Jurisprudentie
BI4539
Datum uitspraak2009-05-20
Datum gepubliceerd2009-05-20
RechtsgebiedBouwen
Soort ProcedureHoger beroep
Instantie naamRaad van State
Zaaknummers200807861/1/H1
Statusgepubliceerd
Datum gepubliceerd2009-05-20
RechtsgebiedBouwen
Soort ProcedureHoger beroep
Instantie naamRaad van State
Zaaknummers200807861/1/H1
Statusgepubliceerd
Indicatie
Bij besluit van 14 november 2007 heeft het college van burgemeester en wethouders van Zaanstad (hierna: het college) geweigerd aan [wederpartij] vrijstelling en bouwvergunning te verlenen voor het oprichten van een woning met berging op het perceel [locatie] te [plaats] (hierna: het perceel).
Uitspraak
200807861/1/H1.
Datum uitspraak: 20 mei 2009
AFDELING
BESTUURSRECHTSPRAAK
Uitspraak op het hoger beroep van:
het college van burgemeester en wethouders van Zaanstad,
appellant,
tegen de uitspraak van de rechtbank Haarlem van 23 september 2008 in zaak nr. 08-2827 in het geding tussen:
[wederpartij]
en
het college van burgemeester en wethouders van Zaanstad.
1. Procesverloop
Bij besluit van 14 november 2007 heeft het college van burgemeester en wethouders van Zaanstad (hierna: het college) geweigerd aan [wederpartij] vrijstelling en bouwvergunning te verlenen voor het oprichten van een woning met berging op het perceel [locatie] te [plaats] (hierna: het perceel).
Bij besluit van 5 maart 2008 heeft het college het door [wederpartij] daartegen gemaakte bezwaar ongegrond verklaard.
Bij uitspraak van 23 september 2008, verzonden op 26 september 2008, heeft de rechtbank Haarlem (hierna: de rechtbank) het door [wederpartij] daartegen ingestelde beroep gegrond verklaard en het besluit van 5 maart 2008 vernietigd.
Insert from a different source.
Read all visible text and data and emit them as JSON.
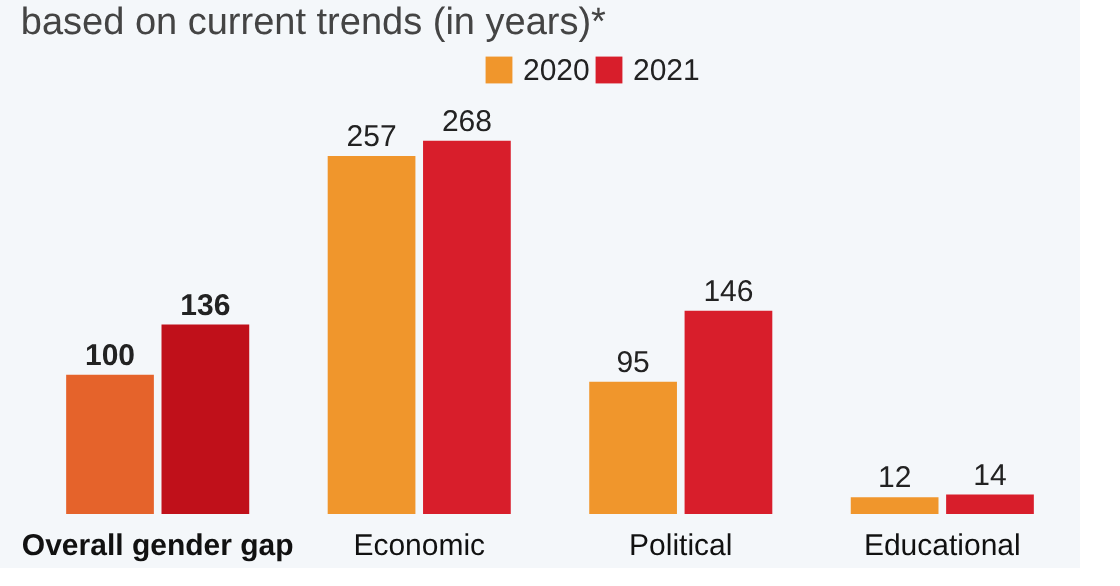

Deze uitspraak is aangehecht.
Tegen deze uitspraak heeft het college bij brief, bij de Raad van State ingekomen op 27 oktober 2008, hoger beroep ingesteld. De gronden van het hoger beroep zijn aangevuld bij brief van 21 november 2008.
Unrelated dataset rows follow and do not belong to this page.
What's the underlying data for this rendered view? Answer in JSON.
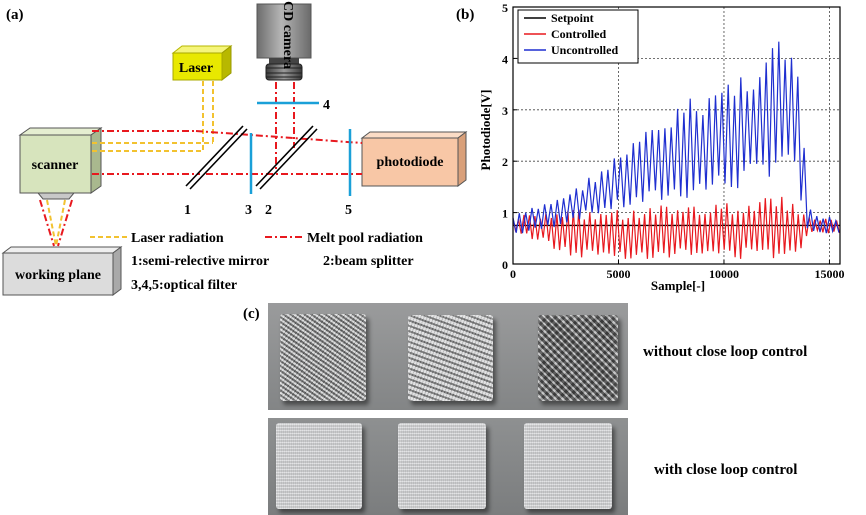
{
  "panel_labels": {
    "a": "(a)",
    "b": "(b)",
    "c": "(c)"
  },
  "setup": {
    "ccd_camera": "CCD camera",
    "laser": "Laser",
    "scanner": "scanner",
    "photodiode": "photodiode",
    "working_plane": "working plane",
    "component_numbers": [
      "1",
      "3",
      "2",
      "5",
      "4"
    ],
    "legend": {
      "laser_radiation": "Laser radiation",
      "melt_pool_radiation": "Melt pool radiation",
      "item1": "1:semi-relective mirror",
      "item2": "2:beam splitter",
      "item345": "3,4,5:optical filter"
    },
    "colors": {
      "laser_beam": "#f2c230",
      "melt_pool_beam": "#e8191f",
      "filter": "#1aa0d8",
      "laser_box": "#e8e800",
      "scanner_box": "#d7e4bd",
      "photodiode_box": "#f8c7a6",
      "working_plane_box": "#dcdcdc",
      "camera_body": "#8c8c8c"
    }
  },
  "chart_data": {
    "type": "line",
    "xlabel": "Sample[-]",
    "ylabel": "Photodiode[V]",
    "xlim": [
      0,
      15500
    ],
    "ylim": [
      0,
      5
    ],
    "xticks": [
      0,
      5000,
      10000,
      15000
    ],
    "yticks": [
      0,
      1,
      2,
      3,
      4,
      5
    ],
    "grid": true,
    "legend_position": "top-left",
    "series": [
      {
        "name": "Setpoint",
        "color": "#000000",
        "x": [
          0,
          15500
        ],
        "y": [
          0.75,
          0.75
        ]
      },
      {
        "name": "Controlled",
        "color": "#e8191f",
        "x": [
          0,
          1500,
          2500,
          3500,
          5000,
          6500,
          8000,
          9500,
          11000,
          12000,
          13000,
          13500,
          14000,
          14500,
          15500
        ],
        "upper": [
          0.95,
          1.0,
          1.05,
          1.1,
          1.1,
          1.15,
          1.2,
          1.2,
          1.25,
          1.3,
          1.35,
          1.2,
          1.0,
          0.9,
          0.85
        ],
        "lower": [
          0.6,
          0.4,
          0.15,
          0.1,
          0.1,
          0.1,
          0.1,
          0.1,
          0.1,
          0.1,
          0.1,
          0.2,
          0.55,
          0.6,
          0.6
        ]
      },
      {
        "name": "Uncontrolled",
        "color": "#1f2fd0",
        "x": [
          0,
          1500,
          3000,
          4500,
          6000,
          7500,
          9000,
          10500,
          11500,
          12200,
          12800,
          13300,
          13700,
          14000,
          14500,
          15500
        ],
        "upper": [
          0.95,
          1.2,
          1.5,
          2.0,
          2.5,
          3.0,
          3.4,
          3.7,
          4.0,
          4.4,
          4.5,
          4.1,
          3.2,
          1.1,
          0.95,
          0.9
        ],
        "lower": [
          0.55,
          0.65,
          0.85,
          1.0,
          1.1,
          1.2,
          1.3,
          1.4,
          1.5,
          1.7,
          1.9,
          1.6,
          1.0,
          0.55,
          0.55,
          0.6
        ]
      }
    ]
  },
  "photos": {
    "without_caption": "without close loop control",
    "with_caption": "with close loop control"
  }
}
[wederpartij] heeft een verweerschrift ingediend.
De zaak is door een meervoudige kamer van de Afdeling verwezen naar een enkelvoudige.
De Afdeling heeft de zaak ter zitting behandeld op 8 mei 2009, waar het college, vertegenwoordigd door E.N. Vrijman, ambtenaar in dienst van de gemeente, en [wederpartij], bijgestaan door H. van Emden, zijn verschenen.
2. Overwegingen
2.1. Het bouwplan voorziet in het oprichten van een woning met berging voor particulier gebruik. De woning heeft, exclusief berging, een breedte van circa 8,3 m, een diepte van circa 16,5 m, een goothoogte van circa 3,3 m en een nokhoogte van circa 9,3 m.
2.2. Het bouwplan is in strijd met het ter plaatse als bestemmingsplan geldende uitbreidingsplan "Plan in hoofdzaak der gemeente Westzaan" en het daarop aanvullend geldende bestemmingsplan "Aanvullende bestemmingsplanvoorschriften 1985".
2.3. Het college betoogt dat de rechtbank ten onrechte heeft overwogen dat het besluit van 5 maart 2008 om te weigeren vrijstelling voor het bouwplan te verlenen niet berust op een deugdelijke motivering. Daartoe voert het college aan dat het bouwplan in strijd is met het toekomstige bestemmingsplan "Lintbebouwing Westzaan". Voorts voert het college daartoe aan dat het oprichten van woningen op het zogenoemde Avisterrein niet gelijk aan of rechtens vergelijkbaar met het bouwplan is.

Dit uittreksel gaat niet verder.